The symptoms are caused by many factors, and they are always dependent on the individual. Factors that affect the symptoms include, for example, the person’s immune defence, risk perceptions, general state of health, lifestyle and social aspects. Due to this, it is possible that only some of the premises’ users develop any symptoms. Some exhibit symptoms even if no contaminants have been discovered in the premises. The causes for these symptoms must always be reviewed by healthcare professionals, so that the person in question can be helped with recovery.

Many different factors can cause very similar symptoms, which is why symptoms alone cannot be used to deduce what is wrong with the building. The starting point for reviewing any indoor air problem must always be sufficiently extensive condition surveys. Many aspects that impact the quality of indoor air can be improved through maintenance and cleaning measures and by ensuring sufficient and functional ventilation.

Indoor air contaminants’ link to illnesses

A risk of an illness is linked to some indoor air contaminants if the exposure to them is extensive and long-term. Unrepaired and especially extensive moisture and microbial damage is are one of the risk factors of developing asthma. Moisture and microbial damage can also increase other respiratory tract symptoms. Any observed damage must be repaired and the causes reviewed, whether people using the building exhibit symptoms or not.

The most common causes related to indoor air causing health hazards and the risk of illness in Finland are

  • fine particles transmitted from outdoor air (risk factors of cardiovascular disease)
  • cigarette smoke (risk factor of cancer, among other illnesses)
  • radon (risk factor of lung cancer)
  • moisture damage (risk factor of asthma).

In addition to the contaminants listed above, asbestos released into indoor air is another risk factor of lung cancer. Increased risk of cancer is also related to PAH compounds in indoor air. The health effects of all these contaminants are related to the extent and duration of exposure, which means that minor or regular concentrations do not necessarily increase the risk in a notable way when compared to the other risk factors of various illnesses.

Tools for reviewing the indoor air quality and extent of symptoms

The City of Helsinki has the use of various tools and operational models to review the indoor air-related symptoms and experienced indoor air quality, assess the exposure conditions and evaluate the health-related impacts.

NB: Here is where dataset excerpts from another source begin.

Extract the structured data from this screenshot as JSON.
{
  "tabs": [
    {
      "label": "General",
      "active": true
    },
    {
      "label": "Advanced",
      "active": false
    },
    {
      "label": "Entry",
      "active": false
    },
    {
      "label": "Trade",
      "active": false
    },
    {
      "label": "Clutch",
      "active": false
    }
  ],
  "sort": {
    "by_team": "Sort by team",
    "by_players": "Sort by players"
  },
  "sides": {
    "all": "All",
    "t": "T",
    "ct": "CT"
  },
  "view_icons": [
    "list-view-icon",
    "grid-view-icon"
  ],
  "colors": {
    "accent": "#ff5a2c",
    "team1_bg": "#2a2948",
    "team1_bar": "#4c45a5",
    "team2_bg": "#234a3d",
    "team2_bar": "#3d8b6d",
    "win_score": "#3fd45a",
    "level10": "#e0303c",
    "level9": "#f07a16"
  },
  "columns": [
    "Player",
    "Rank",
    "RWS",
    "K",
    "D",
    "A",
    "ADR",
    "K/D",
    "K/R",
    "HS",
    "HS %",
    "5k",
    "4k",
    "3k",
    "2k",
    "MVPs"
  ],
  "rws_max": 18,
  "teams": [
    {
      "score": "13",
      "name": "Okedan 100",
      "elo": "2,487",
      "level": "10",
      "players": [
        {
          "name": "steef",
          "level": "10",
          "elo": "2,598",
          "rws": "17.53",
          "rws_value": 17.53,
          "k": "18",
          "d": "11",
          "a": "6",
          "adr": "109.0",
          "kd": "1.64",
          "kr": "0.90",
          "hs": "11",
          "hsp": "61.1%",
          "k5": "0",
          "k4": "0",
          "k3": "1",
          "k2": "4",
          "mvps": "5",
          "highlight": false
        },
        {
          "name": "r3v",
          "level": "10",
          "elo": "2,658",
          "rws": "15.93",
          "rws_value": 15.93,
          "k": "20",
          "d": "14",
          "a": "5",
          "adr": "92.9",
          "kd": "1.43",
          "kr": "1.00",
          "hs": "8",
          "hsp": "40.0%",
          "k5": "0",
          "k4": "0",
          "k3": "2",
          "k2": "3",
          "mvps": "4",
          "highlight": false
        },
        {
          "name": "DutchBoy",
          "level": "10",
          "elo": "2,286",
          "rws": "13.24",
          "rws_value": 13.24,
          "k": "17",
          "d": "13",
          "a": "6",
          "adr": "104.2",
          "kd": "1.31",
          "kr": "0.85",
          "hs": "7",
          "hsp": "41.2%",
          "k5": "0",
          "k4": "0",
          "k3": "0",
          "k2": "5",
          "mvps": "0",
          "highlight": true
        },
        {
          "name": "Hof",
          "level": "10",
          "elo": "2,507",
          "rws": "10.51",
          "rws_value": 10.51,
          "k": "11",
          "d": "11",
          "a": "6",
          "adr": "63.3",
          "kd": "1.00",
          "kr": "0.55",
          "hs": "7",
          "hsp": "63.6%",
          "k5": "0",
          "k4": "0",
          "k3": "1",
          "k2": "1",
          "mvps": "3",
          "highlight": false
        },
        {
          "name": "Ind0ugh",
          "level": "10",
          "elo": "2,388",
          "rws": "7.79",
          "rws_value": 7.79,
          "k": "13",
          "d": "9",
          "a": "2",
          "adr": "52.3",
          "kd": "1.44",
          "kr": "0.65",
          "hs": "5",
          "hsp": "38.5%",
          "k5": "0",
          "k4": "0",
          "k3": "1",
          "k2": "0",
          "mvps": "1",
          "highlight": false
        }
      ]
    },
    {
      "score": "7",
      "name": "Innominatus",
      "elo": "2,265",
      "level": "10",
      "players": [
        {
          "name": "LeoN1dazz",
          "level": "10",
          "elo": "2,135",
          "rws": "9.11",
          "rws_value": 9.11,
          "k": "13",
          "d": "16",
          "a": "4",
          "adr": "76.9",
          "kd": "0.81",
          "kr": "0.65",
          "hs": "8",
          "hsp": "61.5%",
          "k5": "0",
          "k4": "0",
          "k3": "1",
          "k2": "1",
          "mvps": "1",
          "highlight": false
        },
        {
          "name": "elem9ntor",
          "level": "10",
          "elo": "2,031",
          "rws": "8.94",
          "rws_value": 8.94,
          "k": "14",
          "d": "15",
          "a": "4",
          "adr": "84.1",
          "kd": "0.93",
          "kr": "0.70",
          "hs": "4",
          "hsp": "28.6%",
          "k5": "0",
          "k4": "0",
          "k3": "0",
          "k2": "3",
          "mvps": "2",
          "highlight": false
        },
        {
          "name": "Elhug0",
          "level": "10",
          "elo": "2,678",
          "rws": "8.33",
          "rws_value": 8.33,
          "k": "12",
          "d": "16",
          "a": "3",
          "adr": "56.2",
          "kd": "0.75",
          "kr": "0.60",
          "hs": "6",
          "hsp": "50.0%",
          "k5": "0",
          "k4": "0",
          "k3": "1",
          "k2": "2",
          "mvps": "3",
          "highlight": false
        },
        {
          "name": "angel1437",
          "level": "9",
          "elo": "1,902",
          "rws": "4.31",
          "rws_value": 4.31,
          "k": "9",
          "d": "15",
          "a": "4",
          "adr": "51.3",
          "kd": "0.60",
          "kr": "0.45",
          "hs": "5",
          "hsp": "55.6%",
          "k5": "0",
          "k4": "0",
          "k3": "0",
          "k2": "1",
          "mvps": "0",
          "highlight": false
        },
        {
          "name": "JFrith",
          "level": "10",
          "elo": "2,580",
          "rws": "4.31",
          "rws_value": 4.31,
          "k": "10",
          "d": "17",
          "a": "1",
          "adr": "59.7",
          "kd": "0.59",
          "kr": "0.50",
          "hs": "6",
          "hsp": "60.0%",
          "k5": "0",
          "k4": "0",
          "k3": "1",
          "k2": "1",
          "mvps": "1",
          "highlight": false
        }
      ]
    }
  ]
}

Condition and indoor air surveys: The experienced indoor air quality and the symptoms exhibited by users can be reviewed with various surveys. These include, among other materials, the condition questionnaire based on the Ministry of the Environment’s condition survey guidebook, the indoor air survey for pupils designed by the Finnish Institute for Health and Welfare, and the workplace indoor climate survey by the Finnish Institute of Occupational Health. However, a sufficiently extensive construction engineering investigation is the primary measure when resolving problem situations related to indoor air, as well as reviewing the potential contaminant sources.

Assessment of exposure conditions: An assessment of exposure conditions can be commissioned as a part of indoor air investigation work. It will be carried out by a building health expert. It is used to review whether the conditions of a building or a individual space therein deviate from the norm. The assessment considers the likelihood, quantity, quality and duration of the potential exposure to contaminants and unfavourable conditions. The classification of exposure condition applied to the assessment is 1) unlikely, 2) possible, 3) likely, and 4) highly likely.

Assessing the significance to health: Assessment of a building’s effects on health will be conducted by a doctor. The assessment is based on evaluating the exposure conditions, and it also considers the health of those using the building (such as their possible symptoms, illnesses and absences). It also considers other aspects related to using the premises (e.g., exposure time, working conditions and the special characteristics of work). There is no one, individual measurement or determination method to reliably assess a building’s impact on health.